# Beer Smith add turbo 500



## mrsupraboy (17/3/14)

Can someone please help me add the turbo 500 specs to beer Smith. I've got absolutely no idea what to put down. It's the 28litre ern and when it does a full grain it looses 9 litres of water so to 19litres then I add 4 to make a23 litre batch


----------



## Truman42 (17/3/14)

So when you say you lose 9 litres of water are you talking about just to evaporation or losses to trub as well? And is this 9 litres based on an hour boil or 90 minutes?

In the My equipment profile you need to put in your boil time, your boil off rate and tick if this is per hour or not, and you can also add your cooling % loss (usually kept at 4%) and your top up water for kettle which in your case is 4 litres. Just use the equipment wizard if it makes it easier.

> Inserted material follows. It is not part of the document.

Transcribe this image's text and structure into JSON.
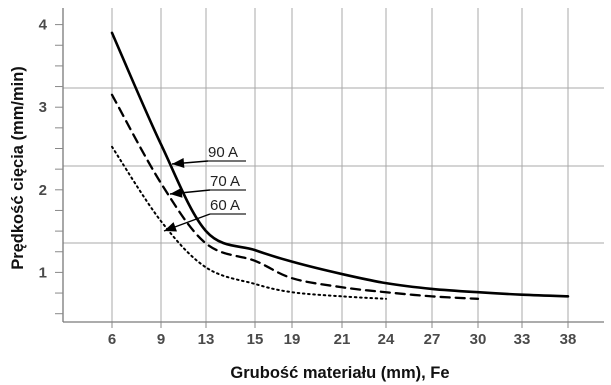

There isnt a particular set of specs for the turbo 500 as everyones is different. Hope this makes sense.


----------



## Ducatiboy stu (17/3/14)

9ltr is a lot to loose....even taking in cooling,evap etc


----------



## stakka82 (17/3/14)

Assume he means grain absorbtion plus boiloff.


----------



## mrsupraboy (18/3/14)

Yeah every thing


----------



## mrsupraboy (18/3/14)

Not exactly sure what the exact losses are for each thing


----------